What I saw through the peephole was the very last thing that I expected. Gale. To be specific, a very panicked Gale. He was so covered in coal dust and sweat that I could see every wrinkle on his worried face. Without hesitation, I open the door and motioned for him to enter, in case he was being chased.

"What are you doing here, Gale? What's happened?" I huffed.

He grabbed my shoulders and looked me square in the eyes. He attempted to speak but clearly had to catch his breath first. After a moment and a strong cough, he proceeded.

"There's been an explosion at the mines, it was the Peacekeepers. Probably on orders from the Capitol. They set it up to look like an accident, but I know better. I've received word from Haymitch that planes are on their way to our district as we speak. We're going to be bombed," he blurted out faster than I could follow. "Look, Madge, you need to get out of here. Pack some things, quickly! A bunch of us are escaping before it's too late. Someone is trying to reach your father at this very moment."

I looked at him, completely dumbfounded.
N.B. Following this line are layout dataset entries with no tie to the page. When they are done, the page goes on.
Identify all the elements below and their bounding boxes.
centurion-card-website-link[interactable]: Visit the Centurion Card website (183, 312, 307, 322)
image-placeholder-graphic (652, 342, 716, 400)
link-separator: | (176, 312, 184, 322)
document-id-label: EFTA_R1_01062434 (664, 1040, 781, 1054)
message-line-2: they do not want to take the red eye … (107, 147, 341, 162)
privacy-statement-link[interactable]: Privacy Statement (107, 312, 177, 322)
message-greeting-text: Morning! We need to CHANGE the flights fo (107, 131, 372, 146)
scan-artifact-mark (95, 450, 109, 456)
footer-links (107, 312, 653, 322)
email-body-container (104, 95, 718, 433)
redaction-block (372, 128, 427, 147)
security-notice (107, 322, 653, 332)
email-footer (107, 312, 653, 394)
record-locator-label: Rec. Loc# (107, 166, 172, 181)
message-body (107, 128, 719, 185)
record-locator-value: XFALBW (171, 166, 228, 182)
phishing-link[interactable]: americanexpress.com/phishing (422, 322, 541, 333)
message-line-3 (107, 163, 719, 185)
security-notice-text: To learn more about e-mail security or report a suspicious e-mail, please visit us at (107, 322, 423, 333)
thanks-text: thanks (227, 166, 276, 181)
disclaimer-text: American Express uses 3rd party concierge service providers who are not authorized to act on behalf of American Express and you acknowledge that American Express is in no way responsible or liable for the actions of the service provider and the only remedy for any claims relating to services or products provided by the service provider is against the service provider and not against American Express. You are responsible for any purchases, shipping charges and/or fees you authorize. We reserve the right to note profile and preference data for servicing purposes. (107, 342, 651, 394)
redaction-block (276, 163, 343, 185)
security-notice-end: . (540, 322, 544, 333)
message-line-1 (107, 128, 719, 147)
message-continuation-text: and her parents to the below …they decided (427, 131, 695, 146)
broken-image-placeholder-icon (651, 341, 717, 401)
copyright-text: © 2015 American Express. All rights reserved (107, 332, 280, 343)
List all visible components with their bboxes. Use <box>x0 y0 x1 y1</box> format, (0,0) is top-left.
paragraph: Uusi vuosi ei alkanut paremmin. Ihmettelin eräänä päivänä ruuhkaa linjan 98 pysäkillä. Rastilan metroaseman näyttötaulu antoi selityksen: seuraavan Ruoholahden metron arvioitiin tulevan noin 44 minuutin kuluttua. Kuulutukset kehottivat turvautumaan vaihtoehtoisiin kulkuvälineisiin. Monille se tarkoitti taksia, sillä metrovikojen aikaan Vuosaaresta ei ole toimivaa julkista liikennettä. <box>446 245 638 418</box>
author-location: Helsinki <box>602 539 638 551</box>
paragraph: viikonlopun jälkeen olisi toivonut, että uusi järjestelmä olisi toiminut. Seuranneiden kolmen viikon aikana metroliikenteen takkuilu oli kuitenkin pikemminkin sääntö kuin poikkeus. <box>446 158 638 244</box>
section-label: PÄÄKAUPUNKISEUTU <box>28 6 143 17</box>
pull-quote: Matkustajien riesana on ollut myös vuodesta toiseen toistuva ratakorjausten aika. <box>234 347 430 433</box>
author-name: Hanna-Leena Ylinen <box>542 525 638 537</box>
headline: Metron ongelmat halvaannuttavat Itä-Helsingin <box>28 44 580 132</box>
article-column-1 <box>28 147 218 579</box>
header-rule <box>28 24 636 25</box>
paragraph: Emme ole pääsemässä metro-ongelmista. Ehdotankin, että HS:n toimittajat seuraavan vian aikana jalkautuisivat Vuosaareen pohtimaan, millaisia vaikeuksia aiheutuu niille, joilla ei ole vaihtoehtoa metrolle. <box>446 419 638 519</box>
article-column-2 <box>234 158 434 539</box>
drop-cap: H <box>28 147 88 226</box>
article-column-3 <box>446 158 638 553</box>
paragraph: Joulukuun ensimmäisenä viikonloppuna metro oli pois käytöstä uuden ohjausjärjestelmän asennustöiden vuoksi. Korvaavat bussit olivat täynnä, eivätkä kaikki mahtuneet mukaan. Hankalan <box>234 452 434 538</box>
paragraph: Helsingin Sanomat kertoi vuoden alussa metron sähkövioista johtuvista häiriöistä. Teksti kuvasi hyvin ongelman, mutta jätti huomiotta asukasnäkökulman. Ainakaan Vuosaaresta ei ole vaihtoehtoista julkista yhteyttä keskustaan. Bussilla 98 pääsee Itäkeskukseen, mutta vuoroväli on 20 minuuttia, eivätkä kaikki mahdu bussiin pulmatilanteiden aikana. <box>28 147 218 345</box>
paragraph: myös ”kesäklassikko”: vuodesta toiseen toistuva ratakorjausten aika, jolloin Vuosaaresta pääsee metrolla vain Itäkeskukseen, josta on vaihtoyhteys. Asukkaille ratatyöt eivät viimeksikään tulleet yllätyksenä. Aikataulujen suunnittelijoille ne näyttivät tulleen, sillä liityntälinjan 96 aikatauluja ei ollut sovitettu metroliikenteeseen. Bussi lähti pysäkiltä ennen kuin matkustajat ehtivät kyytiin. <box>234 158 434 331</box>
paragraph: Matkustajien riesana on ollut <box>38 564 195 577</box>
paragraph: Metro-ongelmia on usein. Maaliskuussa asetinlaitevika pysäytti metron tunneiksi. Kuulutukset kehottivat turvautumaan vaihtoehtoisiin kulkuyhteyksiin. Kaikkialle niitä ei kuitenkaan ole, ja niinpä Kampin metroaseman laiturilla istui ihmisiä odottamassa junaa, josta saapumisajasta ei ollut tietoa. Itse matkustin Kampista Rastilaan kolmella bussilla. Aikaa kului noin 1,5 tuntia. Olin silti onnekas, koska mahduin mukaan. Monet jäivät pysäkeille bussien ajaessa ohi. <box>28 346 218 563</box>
I tried to take it all in before I spoke.

"Madge!" Gale screamed as he shook me, attempting to pull me out of my cloud of confusion. "Go get your things!"

"But..." I stuttered, "where are we going? How do you know we'll be safe, that we won't be found?"

"We're going to District 13. I don't have time to explain, just hurry!" he urged.

Now I was really rattled. District 13? I just stood there, jaw dropped, still trying to make sense of it all. Obviously, it wasn't registering fast enough, because Gale turned me around by my shoulders and pushed me towards the stairs.

"Seriously, Madge, there is no time to waste. Go!" he pleaded.

Finally I snapped back to myself. I spun around to face him again.

"Gale, I can't. I just can't leave. My mother can't get out of bed. I won't leave her here!"

"Madge, please! I'm sorry about your mother, but maybe your father will come back for her? I just need you to come with me. Please?" He was practically begging me at this point.

"I can't. I'm sorry. You wouldn't leave your mother would you?" I retorted. I took a deep breath, hoping to inhale some bravery along with the oxygen. "I'm not scared, not anymore. Don't worry about me, just go, save someone else."

He looked at me with utter disappointment. But deep down he must've seen my point because he didn't argue with me further. He approached me slowly, closing the gap between us, and brushed the hair out of my face.

"I understand. I'm going to miss-" he began, but cut himself off. "I mean, take care. Try to find a place to hide, to ride it out. I'm sure we'll come back for you. And your mother."

He reached for my hand and squeezed it tight, lingering for just a moment. I could see pain in his eyes but the rest of his face was now emotionless. He was holding back. And then he was gone. I stood in the foyer for some time, perhaps a few minutes, maybe more. My mind fluttered with all this new information. Bombs. District 13. Gale. My mother. I knew that staying with her meant that this was the end for me. Perhaps I should've gone with Gale, should've just saved myself. Part of me wanted to run after him, tell him to take me along after all. But I couldn't.

I walked back upstairs, still in a bit of a daze. I had questions, so many questions. But I knew I'd never have them answered. It didn't matter. I passed my bedroom doors, continued beyond the library, and found myself in the doorway of my mother's bedroom. She was in a deep sleep, under the spell of the morphling. It was lucky for her, she probably wouldn't feel a thing. I slipped under the covers and cuddled up to her like I did when I was little. She didn't stir. I didn't cry, I didn't worry, I was more calm than I've ever been. I just put her arms around me, stared into the dim room, and waited.